Make sure everyone knows what to expect
Generally speaking, one of the biggest sources of challenges to estates and last wills is unmet or unrealistic expectations. Your heirs, family members and close friends may expect certain assets or imagine you intend to leave a certain amount of your estate to them. Things that were said offhand years ago could leave the wrong impression. Situations and relationships grow and change, as do families.
The best way to ensure that no one is angry enough to go to court over how you want your assets divided is to be up front with everyone. This is particularly true if you aren't leaving any assets to a close family member. Letting everyone know what to expect well before you pass on ensures that no one feels shocked when your last will or estate plan gets revealed after your passing.

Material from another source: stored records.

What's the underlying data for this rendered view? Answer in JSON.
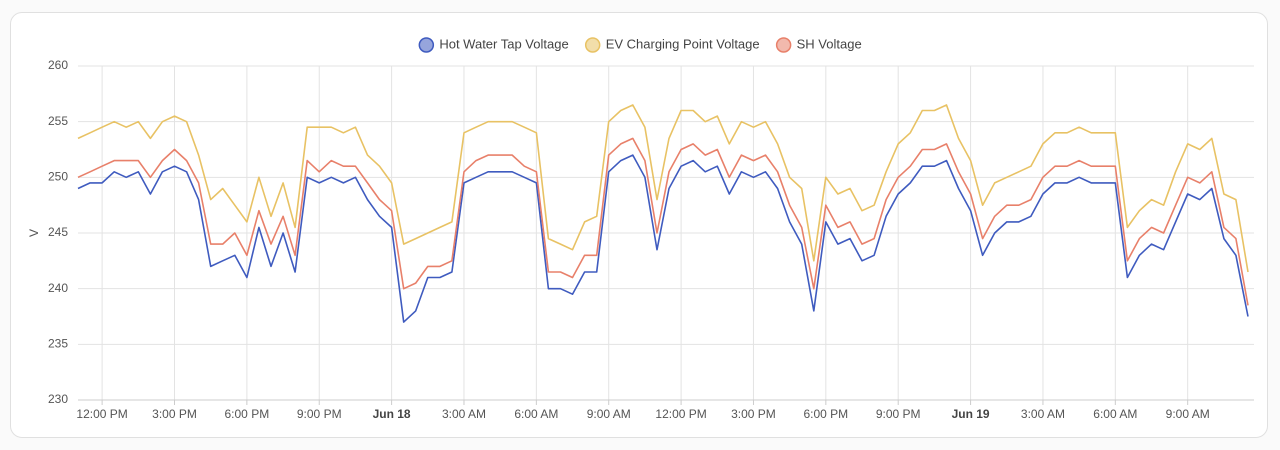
{
  "chart_data": {
    "type": "line",
    "y_label": "V",
    "legend": "top",
    "grid": true,
    "ylim": [
      230,
      260
    ],
    "yticks": [
      230,
      235,
      240,
      245,
      250,
      255,
      260
    ],
    "categories": [
      null,
      null,
      "12:00 PM",
      null,
      null,
      null,
      null,
      null,
      "3:00 PM",
      null,
      null,
      null,
      null,
      null,
      "6:00 PM",
      null,
      null,
      null,
      null,
      null,
      "9:00 PM",
      null,
      null,
      null,
      null,
      null,
      "Jun 18",
      null,
      null,
      null,
      null,
      null,
      "3:00 AM",
      null,
      null,
      null,
      null,
      null,
      "6:00 AM",
      null,
      null,
      null,
      null,
      null,
      "9:00 AM",
      null,
      null,
      null,
      null,
      null,
      "12:00 PM",
      null,
      null,
      null,
      null,
      null,
      "3:00 PM",
      null,
      null,
      null,
      null,
      null,
      "6:00 PM",
      null,
      null,
      null,
      null,
      null,
      "9:00 PM",
      null,
      null,
      null,
      null,
      null,
      "Jun 19",
      null,
      null,
      null,
      null,
      null,
      "3:00 AM",
      null,
      null,
      null,
      null,
      null,
      "6:00 AM",
      null,
      null,
      null,
      null,
      null,
      "9:00 AM",
      null,
      null,
      null,
      null,
      null
    ],
    "series": [
      {
        "name": "Hot Water Tap Voltage",
        "color": "#3f5bbf",
        "values": [
          249,
          249.5,
          249.5,
          250.5,
          250,
          250.5,
          248.5,
          250.5,
          251,
          250.5,
          248,
          242,
          242.5,
          243,
          241,
          245.5,
          242,
          245,
          241.5,
          250,
          249.5,
          250,
          249.5,
          250,
          248,
          246.5,
          245.5,
          237,
          238,
          241,
          241,
          241.5,
          249.5,
          250,
          250.5,
          250.5,
          250.5,
          250,
          249.5,
          240,
          240,
          239.5,
          241.5,
          241.5,
          250.5,
          251.5,
          252,
          250,
          243.5,
          249,
          251,
          251.5,
          250.5,
          251,
          248.5,
          250.5,
          250,
          250.5,
          249,
          246,
          244,
          238,
          246,
          244,
          244.5,
          242.5,
          243,
          246.5,
          248.5,
          249.5,
          251,
          251,
          251.5,
          249,
          247,
          243,
          245,
          246,
          246,
          246.5,
          248.5,
          249.5,
          249.5,
          250,
          249.5,
          249.5,
          249.5,
          241,
          243,
          244,
          243.5,
          246,
          248.5,
          248,
          249,
          244.5,
          243,
          237.5
        ]
      },
      {
        "name": "EV Charging Point Voltage",
        "color": "#e8c264",
        "values": [
          253.5,
          254,
          254.5,
          255,
          254.5,
          255,
          253.5,
          255,
          255.5,
          255,
          252,
          248,
          249,
          247.5,
          246,
          250,
          246.5,
          249.5,
          245.5,
          254.5,
          254.5,
          254.5,
          254,
          254.5,
          252,
          251,
          249.5,
          244,
          244.5,
          245,
          245.5,
          246,
          254,
          254.5,
          255,
          255,
          255,
          254.5,
          254,
          244.5,
          244,
          243.5,
          246,
          246.5,
          255,
          256,
          256.5,
          254.5,
          248,
          253.5,
          256,
          256,
          255,
          255.5,
          253,
          255,
          254.5,
          255,
          253,
          250,
          249,
          242.5,
          250,
          248.5,
          249,
          247,
          247.5,
          250.5,
          253,
          254,
          256,
          256,
          256.5,
          253.5,
          251.5,
          247.5,
          249.5,
          250,
          250.5,
          251,
          253,
          254,
          254,
          254.5,
          254,
          254,
          254,
          245.5,
          247,
          248,
          247.5,
          250.5,
          253,
          252.5,
          253.5,
          248.5,
          248,
          241.5
        ]
      },
      {
        "name": "SH Voltage",
        "color": "#e8806a",
        "values": [
          250,
          250.5,
          251,
          251.5,
          251.5,
          251.5,
          250,
          251.5,
          252.5,
          251.5,
          249.5,
          244,
          244,
          245,
          243,
          247,
          244,
          246.5,
          243,
          251.5,
          250.5,
          251.5,
          251,
          251,
          249.5,
          248,
          247,
          240,
          240.5,
          242,
          242,
          242.5,
          250.5,
          251.5,
          252,
          252,
          252,
          251,
          250.5,
          241.5,
          241.5,
          241,
          243,
          243,
          252,
          253,
          253.5,
          251.5,
          245,
          250.5,
          252.5,
          253,
          252,
          252.5,
          250,
          252,
          251.5,
          252,
          250.5,
          247.5,
          245.5,
          240,
          247.5,
          245.5,
          246,
          244,
          244.5,
          248,
          250,
          251,
          252.5,
          252.5,
          253,
          250.5,
          248.5,
          244.5,
          246.5,
          247.5,
          247.5,
          248,
          250,
          251,
          251,
          251.5,
          251,
          251,
          251,
          242.5,
          244.5,
          245.5,
          245,
          247.5,
          250,
          249.5,
          250.5,
          245.5,
          244.5,
          238.5
        ]
      }
    ]
  }
}
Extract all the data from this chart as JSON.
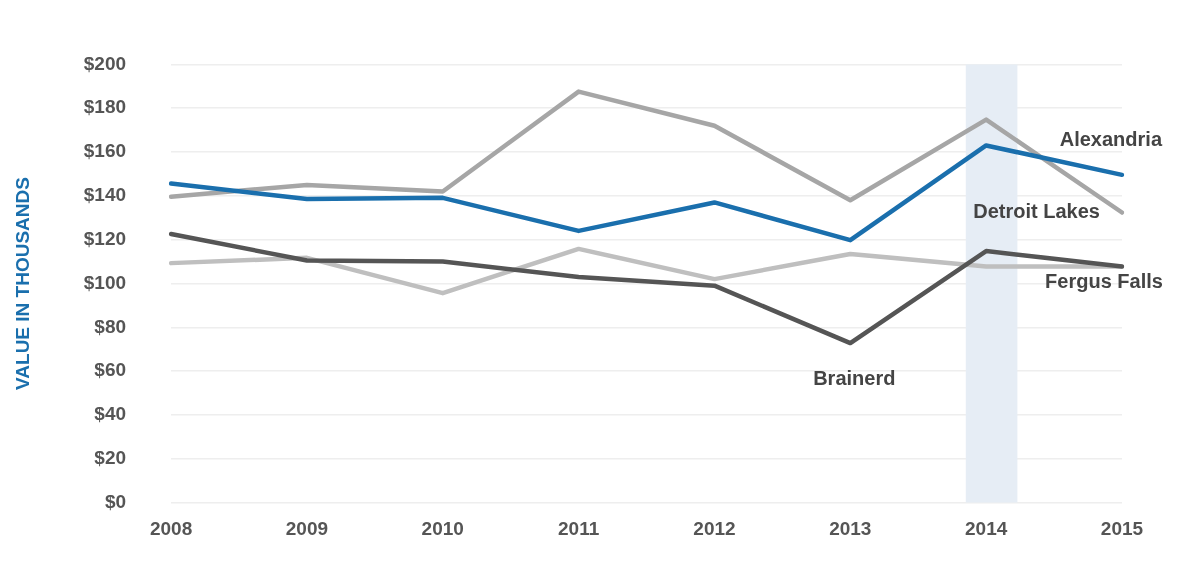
{
  "chart_data": {
    "type": "line",
    "ylabel": "VALUE IN THOUSANDS",
    "categories": [
      "2008",
      "2009",
      "2010",
      "2011",
      "2012",
      "2013",
      "2014",
      "2015"
    ],
    "series": [
      {
        "name": "Alexandria",
        "color": "#1a6fad",
        "values": [
          145.6,
          138.6,
          139.1,
          124,
          137,
          119.8,
          163,
          149.6
        ]
      },
      {
        "name": "Detroit Lakes",
        "color": "#a6a6a6",
        "values": [
          139.6,
          145,
          142,
          187.6,
          172,
          138,
          174.8,
          132.4
        ]
      },
      {
        "name": "Brainerd",
        "color": "#555555",
        "values": [
          122.6,
          110.5,
          110,
          103,
          99,
          72.8,
          114.8,
          107.8
        ]
      },
      {
        "name": "Fergus Falls",
        "color": "#bfbfbf",
        "values": [
          109.3,
          111.7,
          95.6,
          115.8,
          102,
          113.5,
          107.8,
          107.8
        ]
      }
    ],
    "ylim": [
      0,
      200
    ],
    "yticks": [
      {
        "value": 0,
        "label": "$0"
      },
      {
        "value": 20,
        "label": "$20"
      },
      {
        "value": 40,
        "label": "$40"
      },
      {
        "value": 60,
        "label": "$60"
      },
      {
        "value": 80,
        "label": "$80"
      },
      {
        "value": 100,
        "label": "$100"
      },
      {
        "value": 120,
        "label": "$120"
      },
      {
        "value": 140,
        "label": "$140"
      },
      {
        "value": 160,
        "label": "$160"
      },
      {
        "value": 180,
        "label": "$180"
      },
      {
        "value": 200,
        "label": "$200"
      }
    ],
    "bands": [
      {
        "axis": "x",
        "from": "2014",
        "to": "2014",
        "color": "#e6edf5"
      }
    ],
    "grid": "y",
    "legend": false,
    "marker": "none",
    "line_style": "solid"
  }
}
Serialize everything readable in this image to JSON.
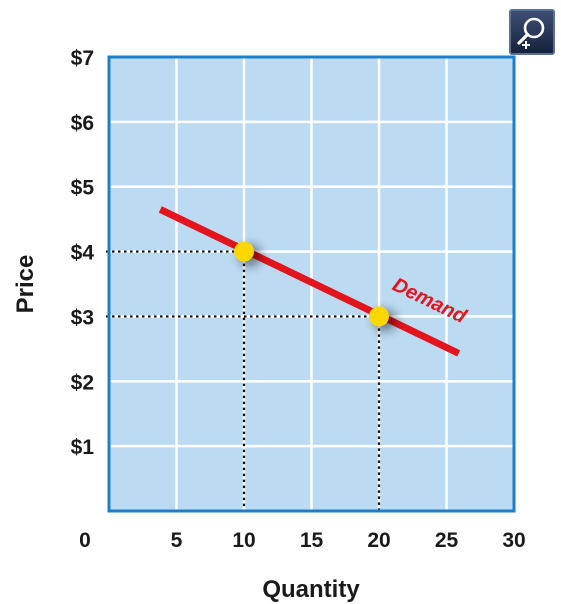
{
  "chart_data": {
    "type": "line",
    "title": "",
    "xlabel": "Quantity",
    "ylabel": "Price",
    "x_origin_label": "0",
    "xlim": [
      0,
      30
    ],
    "ylim": [
      0,
      7
    ],
    "x_ticks": [
      {
        "value": 5,
        "label": "5"
      },
      {
        "value": 10,
        "label": "10"
      },
      {
        "value": 15,
        "label": "15"
      },
      {
        "value": 20,
        "label": "20"
      },
      {
        "value": 25,
        "label": "25"
      },
      {
        "value": 30,
        "label": "30"
      }
    ],
    "y_ticks": [
      {
        "value": 1,
        "label": "$1"
      },
      {
        "value": 2,
        "label": "$2"
      },
      {
        "value": 3,
        "label": "$3"
      },
      {
        "value": 4,
        "label": "$4"
      },
      {
        "value": 5,
        "label": "$5"
      },
      {
        "value": 6,
        "label": "$6"
      },
      {
        "value": 7,
        "label": "$7"
      }
    ],
    "grid": true,
    "series": [
      {
        "name": "Demand",
        "color": "#e3141b",
        "x": [
          3.8,
          25.9
        ],
        "y": [
          4.65,
          2.43
        ]
      }
    ],
    "highlighted_points": [
      {
        "x": 10,
        "y": 4,
        "color": "#ffd700"
      },
      {
        "x": 20,
        "y": 3,
        "color": "#ffd700"
      }
    ],
    "plot_background": "#bcdaf2",
    "frame_color": "#1f7ec9",
    "grid_color": "#ffffff"
  },
  "toolbar": {
    "zoom_icon": "magnifier-plus-icon"
  }
}
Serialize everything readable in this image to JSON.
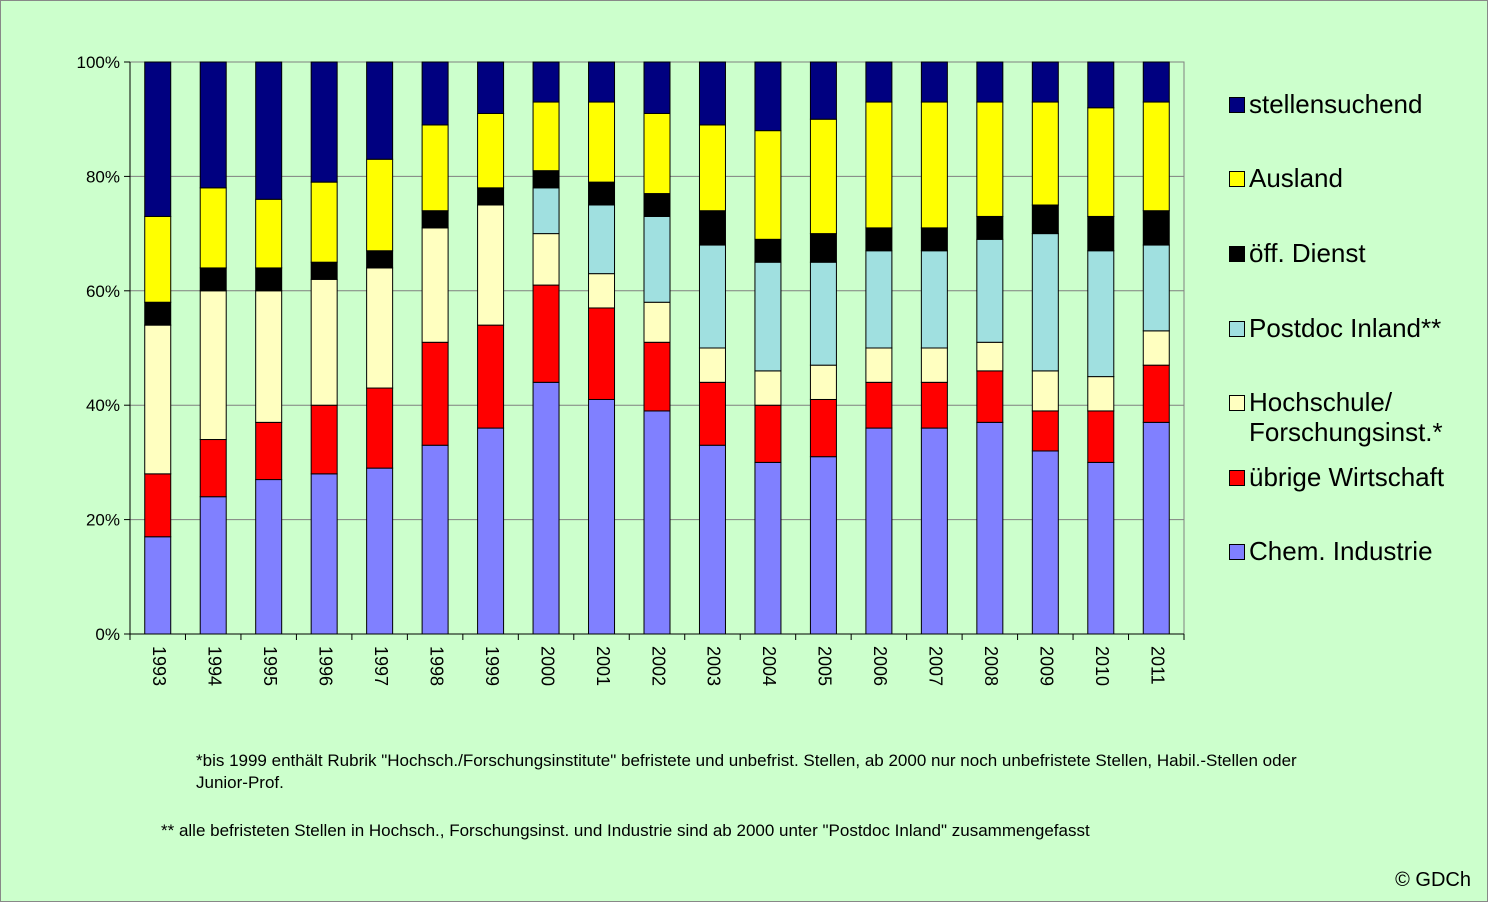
{
  "chart_data": {
    "type": "stacked_bar",
    "categories": [
      "1993",
      "1994",
      "1995",
      "1996",
      "1997",
      "1998",
      "1999",
      "2000",
      "2001",
      "2002",
      "2003",
      "2004",
      "2005",
      "2006",
      "2007",
      "2008",
      "2009",
      "2010",
      "2011"
    ],
    "series": [
      {
        "name": "Chem. Industrie",
        "color": "#8080ff",
        "values": [
          17,
          24,
          27,
          28,
          29,
          33,
          36,
          44,
          41,
          39,
          33,
          30,
          31,
          36,
          36,
          37,
          32,
          30,
          37
        ]
      },
      {
        "name": "übrige Wirtschaft",
        "color": "#ff0000",
        "values": [
          11,
          10,
          10,
          12,
          14,
          18,
          18,
          17,
          16,
          12,
          11,
          10,
          10,
          8,
          8,
          9,
          7,
          9,
          10
        ]
      },
      {
        "name": "Hochschule/ Forschungsinst.*",
        "color": "#ffffc0",
        "values": [
          26,
          26,
          23,
          22,
          21,
          20,
          21,
          9,
          6,
          7,
          6,
          6,
          6,
          6,
          6,
          5,
          7,
          6,
          6
        ]
      },
      {
        "name": "Postdoc Inland**",
        "color": "#a0e0e0",
        "values": [
          0,
          0,
          0,
          0,
          0,
          0,
          0,
          8,
          12,
          15,
          18,
          19,
          18,
          17,
          17,
          18,
          24,
          22,
          15
        ]
      },
      {
        "name": "öff. Dienst",
        "color": "#000000",
        "values": [
          4,
          4,
          4,
          3,
          3,
          3,
          3,
          3,
          4,
          4,
          6,
          4,
          5,
          4,
          4,
          4,
          5,
          6,
          6
        ]
      },
      {
        "name": "Ausland",
        "color": "#ffff00",
        "values": [
          15,
          14,
          12,
          14,
          16,
          15,
          13,
          12,
          14,
          14,
          15,
          19,
          20,
          22,
          22,
          20,
          18,
          19,
          19
        ]
      },
      {
        "name": "stellensuchend",
        "color": "#000080",
        "values": [
          27,
          22,
          24,
          21,
          17,
          11,
          9,
          7,
          7,
          9,
          11,
          12,
          10,
          7,
          7,
          7,
          7,
          8,
          7
        ]
      }
    ],
    "ylim": [
      0,
      100
    ],
    "yticks": [
      {
        "value": 0,
        "label": "0%"
      },
      {
        "value": 20,
        "label": "20%"
      },
      {
        "value": 40,
        "label": "40%"
      },
      {
        "value": 60,
        "label": "60%"
      },
      {
        "value": 80,
        "label": "80%"
      },
      {
        "value": 100,
        "label": "100%"
      }
    ],
    "grid": true,
    "notes": [
      "*bis 1999 enthält Rubrik \"Hochsch./Forschungsinstitute\" befristete und unbefrist. Stellen, ab 2000 nur noch unbefristete Stellen, Habil.-Stellen oder Junior-Prof.",
      "** alle befristeten Stellen in Hochsch., Forschungsinst. und Industrie sind ab 2000 unter \"Postdoc Inland\" zusammengefasst"
    ],
    "copyright": "© GDCh"
  }
}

You can add a clause to your will to prevent a contest
Many families have one or more members who could prove problematic during an estate. The idea of an inheritance can bring out the worst in some people.
If you believe there is someone in your will or family who may very likely challenge your estate plan or last will in the hope of getting more than you wanted to give, there's hope. You can have a clause included in your will that penalizes or even fully disinherits anyone who brings a challenge against your will.
As long as the courts uphold the will itself as valid, anyone who decided to challenge it would find themselves subject to the penalties you decide. New York allows for the enforcement of these "no contest" clauses without regard to good faith or probable cause when it comes to the person contesting the will. Telling your heirs and family members about this kind of clause can remove the incentive to challenge your will in the first place.